Dramatic fall in number of UK breweries. It is not just pubs disappearing at an alarming rate. The UK now has just 1,578 individual breweries as of 1st January, says the Society of Independent Brewers and Associates (SIBA), compared to 1,715 at the start of 2025, 1,815 in 2024, and 1,828 in 2023 when SIBA’s brewery tracker started. The tracker shows a net brewery closure rate of almost three per week in 2025.

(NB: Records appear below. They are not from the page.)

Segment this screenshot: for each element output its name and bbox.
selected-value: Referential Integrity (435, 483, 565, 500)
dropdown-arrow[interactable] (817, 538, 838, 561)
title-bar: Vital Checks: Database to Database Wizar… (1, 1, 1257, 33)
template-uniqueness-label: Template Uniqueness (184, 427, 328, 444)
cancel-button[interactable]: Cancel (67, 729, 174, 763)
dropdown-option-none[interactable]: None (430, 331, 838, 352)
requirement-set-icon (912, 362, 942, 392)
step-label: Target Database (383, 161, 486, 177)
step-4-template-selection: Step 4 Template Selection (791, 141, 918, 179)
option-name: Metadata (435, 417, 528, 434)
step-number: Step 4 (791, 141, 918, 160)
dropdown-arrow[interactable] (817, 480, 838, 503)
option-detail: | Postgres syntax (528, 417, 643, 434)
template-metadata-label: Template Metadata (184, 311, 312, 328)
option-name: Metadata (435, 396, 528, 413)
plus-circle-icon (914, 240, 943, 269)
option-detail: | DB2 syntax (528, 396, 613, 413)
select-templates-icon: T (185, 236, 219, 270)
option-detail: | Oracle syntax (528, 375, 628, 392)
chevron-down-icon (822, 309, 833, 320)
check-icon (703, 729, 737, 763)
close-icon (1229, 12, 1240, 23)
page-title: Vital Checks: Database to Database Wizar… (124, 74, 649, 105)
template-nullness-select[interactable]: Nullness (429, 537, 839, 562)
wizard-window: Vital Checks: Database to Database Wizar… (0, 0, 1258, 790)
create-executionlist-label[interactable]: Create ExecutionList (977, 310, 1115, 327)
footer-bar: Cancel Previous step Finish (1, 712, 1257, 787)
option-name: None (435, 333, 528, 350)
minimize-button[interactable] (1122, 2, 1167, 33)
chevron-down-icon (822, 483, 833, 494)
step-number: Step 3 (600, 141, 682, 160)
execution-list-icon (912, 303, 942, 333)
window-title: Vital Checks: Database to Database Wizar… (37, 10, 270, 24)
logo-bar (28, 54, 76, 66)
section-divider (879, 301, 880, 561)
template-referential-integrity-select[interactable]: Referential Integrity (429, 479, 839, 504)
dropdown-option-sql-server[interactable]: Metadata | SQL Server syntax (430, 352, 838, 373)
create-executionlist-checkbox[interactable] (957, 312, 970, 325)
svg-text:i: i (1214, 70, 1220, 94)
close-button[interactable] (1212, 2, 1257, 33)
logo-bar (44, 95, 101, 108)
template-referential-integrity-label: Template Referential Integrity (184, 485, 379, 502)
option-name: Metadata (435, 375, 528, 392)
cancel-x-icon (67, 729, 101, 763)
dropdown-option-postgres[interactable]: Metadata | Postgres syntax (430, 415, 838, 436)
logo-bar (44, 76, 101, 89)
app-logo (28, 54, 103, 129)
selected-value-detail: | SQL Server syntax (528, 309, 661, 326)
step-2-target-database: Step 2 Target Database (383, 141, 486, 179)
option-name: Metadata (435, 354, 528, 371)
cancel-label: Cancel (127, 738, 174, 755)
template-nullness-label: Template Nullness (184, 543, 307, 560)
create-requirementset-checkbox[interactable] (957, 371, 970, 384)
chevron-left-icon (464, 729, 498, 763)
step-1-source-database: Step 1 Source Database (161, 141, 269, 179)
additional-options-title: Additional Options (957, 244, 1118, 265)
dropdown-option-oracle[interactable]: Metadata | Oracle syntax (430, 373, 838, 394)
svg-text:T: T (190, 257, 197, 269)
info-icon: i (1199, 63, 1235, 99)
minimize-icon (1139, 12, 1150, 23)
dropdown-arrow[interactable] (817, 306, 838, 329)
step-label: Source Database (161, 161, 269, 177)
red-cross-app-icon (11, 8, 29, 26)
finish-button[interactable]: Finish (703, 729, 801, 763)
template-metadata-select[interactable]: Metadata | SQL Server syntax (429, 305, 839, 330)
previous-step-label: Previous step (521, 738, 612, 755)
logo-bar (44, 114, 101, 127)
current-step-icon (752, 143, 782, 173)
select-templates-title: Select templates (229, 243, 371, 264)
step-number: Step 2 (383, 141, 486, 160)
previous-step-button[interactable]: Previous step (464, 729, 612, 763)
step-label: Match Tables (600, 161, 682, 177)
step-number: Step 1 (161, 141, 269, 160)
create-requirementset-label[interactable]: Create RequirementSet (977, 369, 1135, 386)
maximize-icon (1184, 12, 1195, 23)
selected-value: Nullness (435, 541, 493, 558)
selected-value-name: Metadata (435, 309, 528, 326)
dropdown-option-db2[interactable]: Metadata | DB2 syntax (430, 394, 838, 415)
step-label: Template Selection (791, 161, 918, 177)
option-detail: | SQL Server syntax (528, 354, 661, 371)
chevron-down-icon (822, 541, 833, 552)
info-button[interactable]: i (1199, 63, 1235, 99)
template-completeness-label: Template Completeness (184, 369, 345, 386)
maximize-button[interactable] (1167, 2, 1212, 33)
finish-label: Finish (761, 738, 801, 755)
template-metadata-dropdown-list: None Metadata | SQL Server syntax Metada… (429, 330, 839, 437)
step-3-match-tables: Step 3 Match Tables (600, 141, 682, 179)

Keystone Brewing sold for GBP 4.5 million (USD 6.2 million). The struggling roll-up, Keystone Brewing Group, was acquired by the newly-formed Great British Drinks Company. Keystone had filed several notices of intent to appoint an administrator since November 2025, which was seen as a protective measure to keep trading as normal, while securing new investment or a potential sale. The deal could save 145 jobs at Yorkshire’s Black Sheep Brewery and its sister brands including Purity Brewing Co, Brew By Numbers, Brick Brewery, North Brewing Company, Magic Rock Brewing and Fourpure Brewing Co. The new owner, Great British Drinks Company, was created to complete the rescue and has already committed itself to a future investment plan of more than GBP 2 million (USD 2.8 million) to restore the business back to growth.
Great British Drinks Company is backed by family entrepreneurs Sunny and Ravi Sharma, who are behind Paramount Retail Group, which spans the pet, home interiors, food, drinks and DIY sectors. They own the Yorkshire craft brewer Saltaire (acquired in 2024).